Jesse Goolsby’s ‘I'd Walk with My Friends
If I Could Find Them’
I’d Walk with My Friends If I Could Find Them by Jesse Goolsby
Houghton Mifflin Harcourt, 304 pp., $24
About a year ago, New York Times book critic Michiko Kakutani asked, “Why has there been no big, symphonic Iraq or Afghanistan novel?” So far the fiction from these wars has had a “chamber music quality,” offering “keyhole views” into the wider conflict. This was not a criticism, but simply an observation of approach and, indeed, all the fiction I have read from the wars—Green on Blue by Elliott Ackermann, Redeployment by Phil Klay, The Yellow Birds by Kevin Powers—was written in the first person, containing a relatively small cast of characters.
U.S. Air Force officer Jesse Goolsby’s debut novel, I’d Walk with My Friends If I Could Find Them, is the first novel to answer Kakutani’s call-to-arms. At only three hundred pages, I’d Walk with My Friends If I Could Find Them (if there is a recent publishing trend I hope dies an early death, it’s the self-consciously long book title) is not the sort of book that would normally be described as “symphonic,” a word usually reserved for War & Peace-like doorstoppers, books whole forests are felled in order to publish. But Walk with My Friends, through Goolsby’s narrative economy, has somehow distilled the mana from a novel twice its length.
The novel initially follows three Army soldiers: Big Dax from New Jersey; Armando Torres, a Mormon raised in Colorado; and young Wintric Ellis from Chester, California, a lumber town four hours north of San Francisco. The trio is deployed to Afghanistan in 2004, while Iraq was still the more violent country. There are no raging firefights, no frantic calls for artillery or air support. They pass out prosthetic limbs. They discuss baseball. But ultimately they’re forced into horrible action at a traffic checkpoint, an event the three contend with for the rest of their lives.
But Goolsby’s primary interest is not the conflict itself, but the soldiers’ lives at home. Of the three hundred pages, no more than seventy are actually set in Afghanistan. This is not a war novel in the sense of All Quiet on the Western Front or James Salter’s The Hunters, but of The Sun Also Rises. The war is hardly present, but its shadow is everywhere.

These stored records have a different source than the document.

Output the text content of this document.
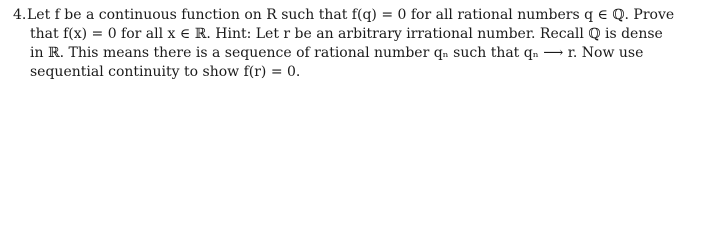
4.Let f be a continuous function on R such that f(q) = 0 for all rational numbers q ∈ ℚ. Prove
that f(x) = 0 for all x ∈ ℝ. Hint: Let r be an arbitrary irrational number. Recall ℚ is dense
in ℝ. This means there is a sequence of rational number qₙ such that qₙ ⟶ r. Now use
sequential continuity to show f(r) = 0.
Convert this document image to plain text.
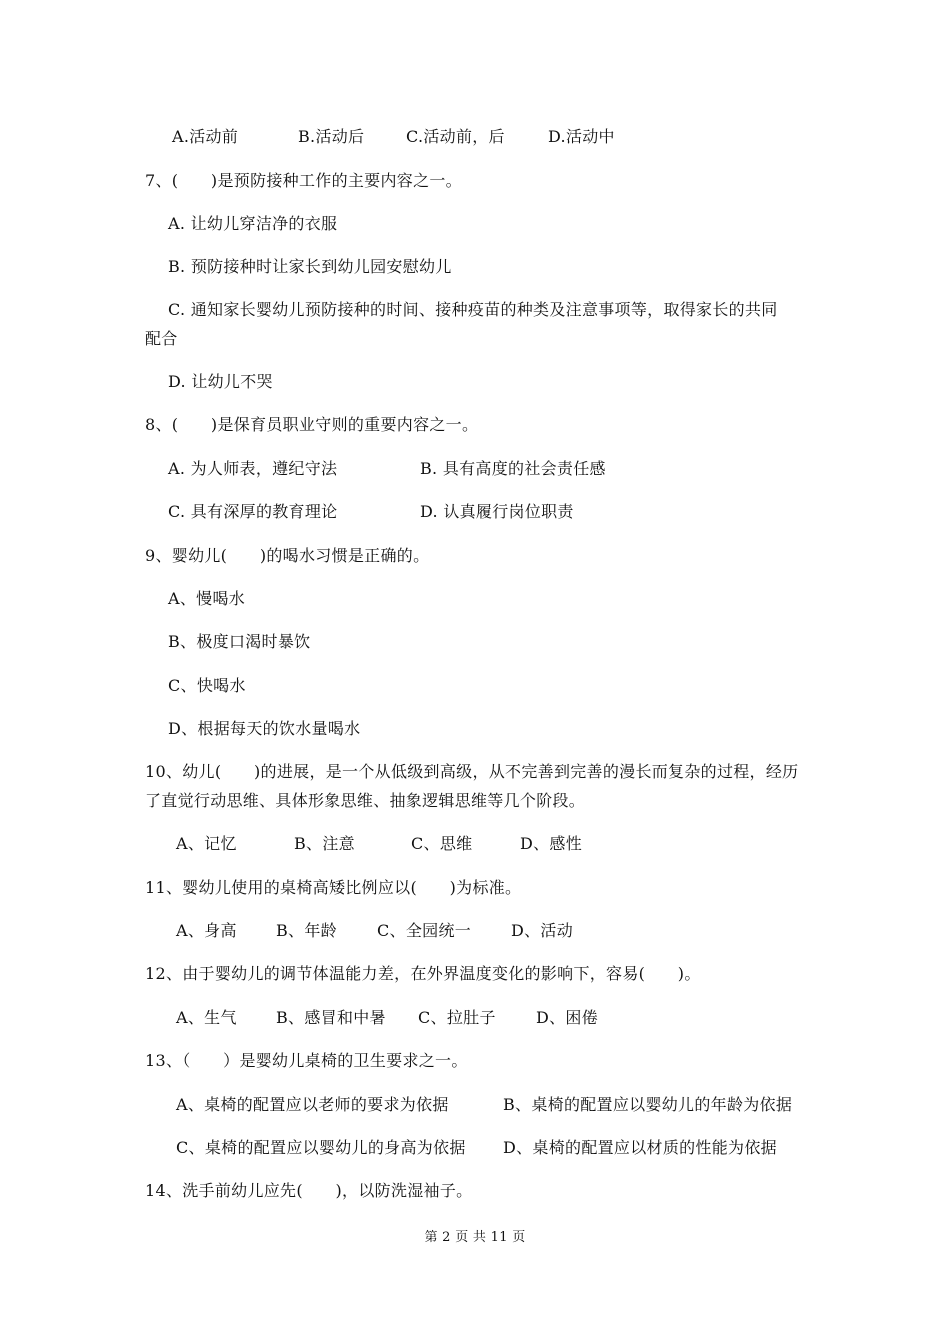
A.活动前	B.活动后	C.活动前，后	D.活动中
7、(　　)是预防接种工作的主要内容之一。
A. 让幼儿穿洁净的衣服
B. 预防接种时让家长到幼儿园安慰幼儿
C. 通知家长婴幼儿预防接种的时间、接种疫苗的种类及注意事项等，取得家长的共同
配合
D. 让幼儿不哭
8、(　　)是保育员职业守则的重要内容之一。
A. 为人师表，遵纪守法	B. 具有高度的社会责任感
C. 具有深厚的教育理论	D. 认真履行岗位职责
9、婴幼儿(　　)的喝水习惯是正确的。
A、慢喝水
B、极度口渴时暴饮
C、快喝水
D、根据每天的饮水量喝水
10、幼儿(　　)的进展，是一个从低级到高级，从不完善到完善的漫长而复杂的过程，经历
了直觉行动思维、具体形象思维、抽象逻辑思维等几个阶段。
A、记忆	B、注意	C、思维	D、感性
11、婴幼儿使用的桌椅高矮比例应以(　　)为标准。
A、身高 B、年龄	C、全园统一 D、活动
12、由于婴幼儿的调节体温能力差，在外界温度变化的影响下，容易(　　)。
A、生气 B、感冒和中暑 C、拉肚子	D、困倦
13、（　　）是婴幼儿桌椅的卫生要求之一。
A、桌椅的配置应以老师的要求为依据	B、桌椅的配置应以婴幼儿的年龄为依据
C、桌椅的配置应以婴幼儿的身高为依据 D、桌椅的配置应以材质的性能为依据
14、洗手前幼儿应先(　　)，以防洗湿袖子。
第 2 页 共 11 页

The novel takes on the perspective of an increasing number of characters, from a girlfriend, to a “Jody” (military slang for civilians who steal the girlfriend of soldiers stationed abroad), to a daughter, and in one short, strange section an unknown child in a public pool. At times, particularly in this last instance, this outward rippling can seem disjointed and confusing, but the wide lens helps reveal the war’s effects on not just the veterans, but their loved ones who must share the burden.
Goolsby can write astonishingly strong scenes, and when he strings these scenes together, often years between them, an interesting friction occurs, where the reader is left to figure out what has happened. This narrative fracturing is often effective, mirroring the chaos of the characters’ states of mind, but at times it becomes unsatisfying dramatically. About halfway through the novel, while he’s away on business, Big Dax receives a phone call from his new wife. She tells them strange men are at the door, looking to settle a debt with her younger brother. She updates Dax over the phone. They’ve broken in. There’s fighting downstairs. They’re coming up the stairs. Big Dax instructs her to get his pistol from the safe and tell them she’ll shoot, to protect herself and their daughter. Then the line goes dead. Like the reader, Dax doesn’t know what’s happened in his home. Is his wife dead? His daughter? His brother-in-law? What happened?
We never find out. The scene ends, and the next scene with Dax does not come until near end of the novel, over a hundred pages later. Because we see Dax and his wife from a stranger’s point of view, we learn that they survived, but nothing else. They have moved to a new state, but Goolsby never addresses what happened or even if Dax’s brother-in-law or child are still alive. If there is a point to this withholding, I can’t see it.
But even as the structure of the novel slid toward incoherence, I was still deeply invested in the characters and their fates. Despite Goolsby’s clear and generous affection for them, he is uncompromising in their treatment, and much of what transpires is punishingly bleak. I kept waiting for some lightness, for some sort of redemption, but Goolsby denies me (and his characters) any assuagement. He knows that for many people, maybe most people, certain horrors will stick with them the rest of their lives. There will be times when they have the upper hand, and there will be times when the memories do, but ultimately time does not always heal: “It dawned on him that his time in Afghanistan was nearly twenty years past. Something about the number twenty jarred him: twenty years of waking up, living, sleeping, repeat and repeat... Where’s the turn? The bottom? The point where things start getting and always get better? Twenty years later and what’s new?”
This is Goolsby’s significant achievement: tracing the lines of trauma, from war and elsewhere. In order to do this, Goolsby covers decades in time and inhabits a half dozen characters, but what it lacks in focus, it more than makes up for in scope. Not only is Walk with My Friends one of the best works of literature to come from these wars, it is, so far, the only one of its kind.